Liam Clancy

by John Boland

It was through my colleague and great friend Joe Kennedy that I first met Liam Clancy. That was 20 years ago come New Year’s Eve, although of course I’d known of the man throughout all of my adolescent and adult life.

Indeed, for an Irish teenager in the early to mid-1960s it was impossible not to be aware of the Clancy Brothers, even if jackeens of my cultural persuasion chose to adopt a distinctly  condescending attitude to their music. This, after all, was the decade of the Beatles, the Stones and Bob Dylan, who were the epitome of cutting-edge cool, while the Clancy Brothers were as far removed from cool as we Dublin trendies could envisage in our worst nightmares.

Not to put too fine a point on it, we were somewhat aghast that the most popular Irish act abroad consisted of four culchies in bawneen sweaters belting out the kind of diddley-aye ballads  from which we were vehemently intent on freeing ourselves – along with all the dreary Irish pieties that these ballads and these woolen jumpers seemed to represent.

In fact, when it came to folk music, The Dubliners were more our thing – dangerous looking, gruff and somewhat risque, too – a suspicion confirmed when the BBC banned their rendition of ‘Seven Drunken Nights.’

And so, though I saw the Clancy Brothers occasionally on RTE television and unavoidably heard them on the radio, my elitist tastes ensured that I gave them a wide berth . However, even then I was obliged to concede that Liam, easily the finest singer among them, had a beautifully pure and potent voice and a lovely way of shaping and caressing a melody.
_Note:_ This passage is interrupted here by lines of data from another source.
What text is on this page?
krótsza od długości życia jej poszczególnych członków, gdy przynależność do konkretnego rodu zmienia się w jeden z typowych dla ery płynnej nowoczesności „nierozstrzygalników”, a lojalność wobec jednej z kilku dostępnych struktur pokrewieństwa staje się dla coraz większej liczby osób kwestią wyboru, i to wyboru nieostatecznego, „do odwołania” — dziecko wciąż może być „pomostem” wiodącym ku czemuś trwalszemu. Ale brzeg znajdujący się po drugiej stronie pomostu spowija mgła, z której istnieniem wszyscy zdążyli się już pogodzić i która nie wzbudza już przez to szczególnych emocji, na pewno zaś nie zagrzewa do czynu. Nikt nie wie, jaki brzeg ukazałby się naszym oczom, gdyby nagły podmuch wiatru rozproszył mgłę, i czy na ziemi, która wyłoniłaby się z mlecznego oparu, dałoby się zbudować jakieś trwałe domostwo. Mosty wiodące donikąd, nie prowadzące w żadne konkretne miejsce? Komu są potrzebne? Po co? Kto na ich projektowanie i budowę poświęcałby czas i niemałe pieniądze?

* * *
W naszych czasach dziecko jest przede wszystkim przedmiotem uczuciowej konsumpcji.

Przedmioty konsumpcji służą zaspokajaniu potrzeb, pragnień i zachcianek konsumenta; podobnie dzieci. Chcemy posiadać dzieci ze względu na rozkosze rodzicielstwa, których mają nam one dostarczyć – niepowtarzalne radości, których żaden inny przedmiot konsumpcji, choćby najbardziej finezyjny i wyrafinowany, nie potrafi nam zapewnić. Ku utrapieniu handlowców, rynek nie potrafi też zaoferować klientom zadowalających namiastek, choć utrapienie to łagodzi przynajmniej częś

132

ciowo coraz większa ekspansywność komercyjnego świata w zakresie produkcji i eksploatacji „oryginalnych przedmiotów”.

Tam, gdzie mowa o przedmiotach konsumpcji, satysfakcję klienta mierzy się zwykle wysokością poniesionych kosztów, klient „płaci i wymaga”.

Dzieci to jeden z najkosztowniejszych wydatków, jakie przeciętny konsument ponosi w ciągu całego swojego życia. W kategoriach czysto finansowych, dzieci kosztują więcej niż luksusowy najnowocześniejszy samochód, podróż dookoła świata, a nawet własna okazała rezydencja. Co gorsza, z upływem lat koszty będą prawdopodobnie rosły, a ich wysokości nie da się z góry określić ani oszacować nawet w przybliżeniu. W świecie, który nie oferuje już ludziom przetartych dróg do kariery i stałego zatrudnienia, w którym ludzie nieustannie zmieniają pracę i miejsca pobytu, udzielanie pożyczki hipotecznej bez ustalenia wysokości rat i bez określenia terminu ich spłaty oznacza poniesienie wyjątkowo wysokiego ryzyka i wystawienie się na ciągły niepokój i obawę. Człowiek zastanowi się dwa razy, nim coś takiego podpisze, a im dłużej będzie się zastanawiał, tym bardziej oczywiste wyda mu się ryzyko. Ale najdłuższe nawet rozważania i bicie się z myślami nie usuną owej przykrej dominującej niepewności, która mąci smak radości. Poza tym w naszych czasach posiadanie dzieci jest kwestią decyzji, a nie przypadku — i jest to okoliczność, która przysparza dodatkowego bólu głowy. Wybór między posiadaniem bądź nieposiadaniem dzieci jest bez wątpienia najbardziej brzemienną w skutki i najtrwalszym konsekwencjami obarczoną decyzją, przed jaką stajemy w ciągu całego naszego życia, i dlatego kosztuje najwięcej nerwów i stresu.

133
I came to know that voice intimately when Joe Kennedy introduced him to me in Ring that New Year’s Eve in 1990. At that time Joe and his wife Margaret stayed frequently in a house almost at the summit of Helvick Head, a house that Liam had acquired decades earlier, before he had his own solar-powered family house built a couple of miles down the road.

From the outset of our acquaintance, I found it impossible not to hear Liam performing, given that he’d burst into song at the merest hint, or even without one – whether in the Helvick house or his Ring abode or in the bar of Mooney’s pub. Indeed, some of the happiest nights I can recall occurred in Mooney’s in the company of Liam, his wife Kim, his brother Tom and sundry others when impromptu sessions of music, storytelling and ribaldry would take us, oblivious of time, into the small hours, sometimes followed by a nightcap and more chat back in Liam and Kim’s.
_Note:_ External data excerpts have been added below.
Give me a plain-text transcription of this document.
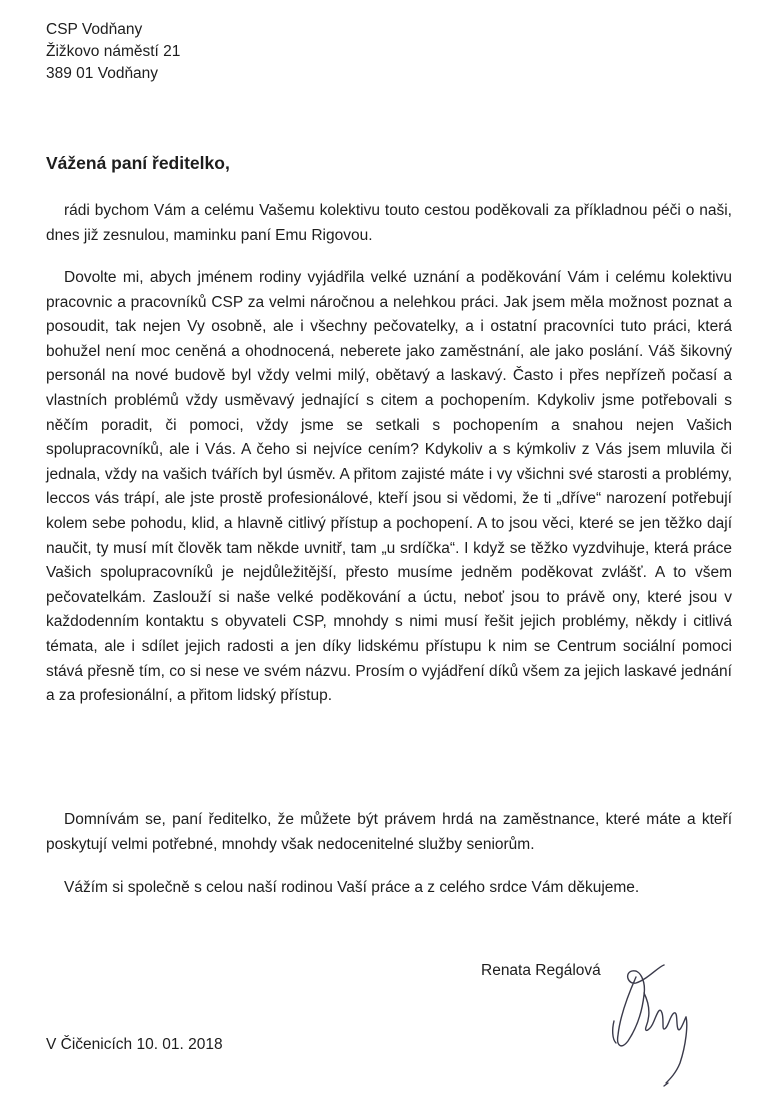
CSP Vodňany
Žižkovo náměstí 21
389 01 Vodňany
Vážená paní ředitelko,
rádi bychom Vám a celému Vašemu kolektivu touto cestou poděkovali za příkladnou péči o naši, dnes již zesnulou, maminku paní Emu Rigovou.
Dovolte mi, abych jménem rodiny vyjádřila velké uznání a poděkování Vám i celému kolektivu pracovnic a pracovníků CSP za velmi náročnou a nelehkou práci. Jak jsem měla možnost poznat a posoudit, tak nejen Vy osobně, ale i všechny pečovatelky, a i ostatní pracovníci tuto práci, která bohužel není moc ceněná a ohodnocená, neberete jako zaměstnání, ale jako poslání. Váš šikovný personál na nové budově byl vždy velmi milý, obětavý a laskavý. Často i přes nepřízeň počasí a vlastních problémů vždy usměvavý jednající s citem a pochopením. Kdykoliv jsme potřebovali s něčím poradit, či pomoci, vždy jsme se setkali s pochopením a snahou nejen Vašich spolupracovníků, ale i Vás. A čeho si nejvíce cením? Kdykoliv a s kýmkoliv z Vás jsem mluvila či jednala, vždy na vašich tvářích byl úsměv. A přitom zajisté máte i vy všichni své starosti a problémy, leccos vás trápí, ale jste prostě profesionálové, kteří jsou si vědomi, že ti „dříve“ narození potřebují kolem sebe pohodu, klid, a hlavně citlivý přístup a pochopení. A to jsou věci, které se jen těžko dají naučit, ty musí mít člověk tam někde uvnitř, tam „u srdíčka“. I když se těžko vyzdvihuje, která práce Vašich spolupracovníků je nejdůležitější, přesto musíme jedněm poděkovat zvlášť. A to všem pečovatelkám. Zaslouží si naše velké poděkování a úctu, neboť jsou to právě ony, které jsou v každodenním kontaktu s obyvateli CSP, mnohdy s nimi musí řešit jejich problémy, někdy i citlivá témata, ale i sdílet jejich radosti a jen díky lidskému přístupu k nim se Centrum sociální pomoci stává přesně tím, co si nese ve svém názvu. Prosím o vyjádření díků všem za jejich laskavé jednání a za profesionální, a přitom lidský přístup.
Domnívám se, paní ředitelko, že můžete být právem hrdá na zaměstnance, které máte a kteří poskytují velmi potřebné, mnohdy však nedocenitelné služby seniorům.
Vážím si společně s celou naší rodinou Vaší práce a z celého srdce Vám děkujeme.
Renata Regálová
V Čičenicích 10. 01. 2018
During those years of frequent visits to west Waterford, I also came to value his conversation, into which he put as much passion as into his singing. Like all performers, he loved to occupy centre stage, but he was an extraordinary storyteller and the delight he took in his anecdotes and observations was as palpable as his love of literature. He wasn’t afraid to speak his mind, either. I was with him in Mooney’s one evening in the early 1990s when a Sinn Fein activist approached him and asked him to buy a copy of An Phoblacht. This was just after a particular IRA atrocity had been pereptrated and Liam looked levelly at the man before announcing “I don’t subscribe to murder,” a remark that silenced the bar. Indeed, he was as passionate about politics and social injustice as he was about music or literature.

They were good years, but they weren’t to last. First Tom Clancy died, then eldest brother Paddy, then Bobby, and finally Joe’s wife Margaret. And so the trips to Ring and Helvick became less frequent, and generally more melancholy, too, and with fewer sessions in Mooney’s, Liam having become more mindful of himself and of the infirmities that ill-health eventually visited upon him.

Indeed, I last met him at Margaret’s funeral, an occasion of distress to all of us. But I heard him recently on Ryan Tubridy’s morning radio show as he railed against political cronyism and financial corruption with a passion as furiously eloquent as his fieriest musical performance.

He hasn’t lost it, I thought, though we’ve now lost him.